Phelan is a ghost town in Bastrop County, Texas, United States. It is located 2 mi north of Bastrop near the intersection of Farm to Market Road 157 (Sayers Road) and Farm to Market Road 36 (Phelan Road). It is on private property.

==History==
The town was founded in 1903, when John C. Phelan established the Independence Mining Company of Fort Worth to develop a lignite coal property in Bastrop County. The new mining community was likely named after Phelan.

In 1905, the town was granted a request for a post office. John Phelan served as one of the first postmasters. A school was constructed in 1910 for children of the mostly Mexican miners who worked at the colliery. By 1914, Phelan had a general store and a population of 800.

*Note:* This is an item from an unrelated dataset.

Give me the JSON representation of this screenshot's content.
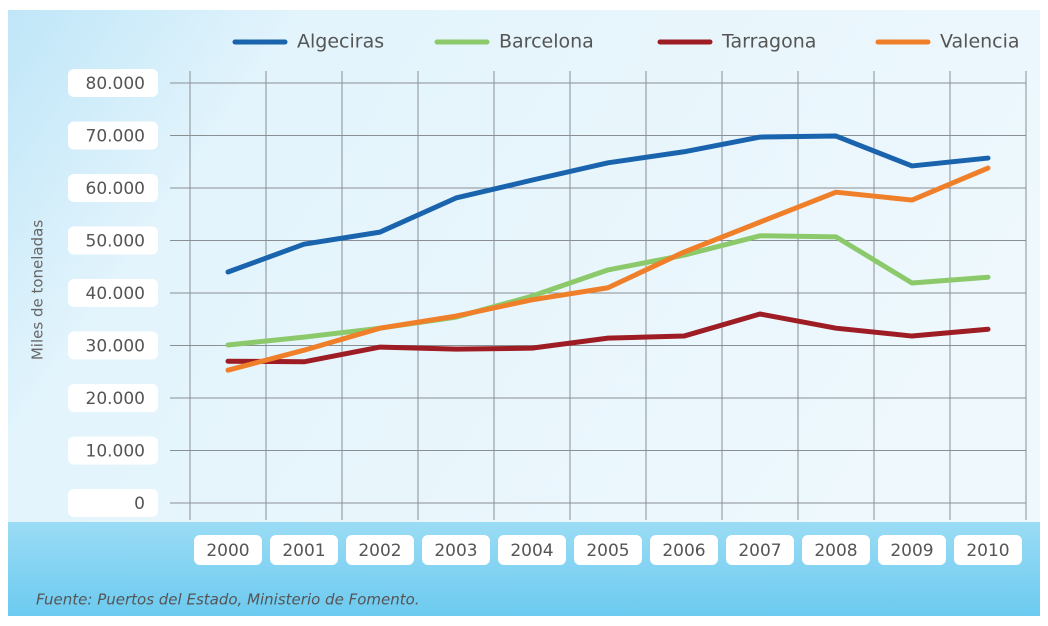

Although the school operated through 1933, the population had dropped to 200 by 1925, and the post office shut down in 1931. Coal mining in Bastrop County continued into the 1940s before it was abandoned.

==Today==
The former town site reportedly holds many old foundations, an underground bank vault, and numerous dangerous mine shafts. According to an unconfirmed story, a mine collapse in the 1920s caused the death of more than 20 workers and several mules.

The Phelan Cemetery, built for the families of mine workers, is still in existence. It contains many Catholic monuments, headstones with Spanish epitaphs, and several older tombstones that no longer have inscriptions.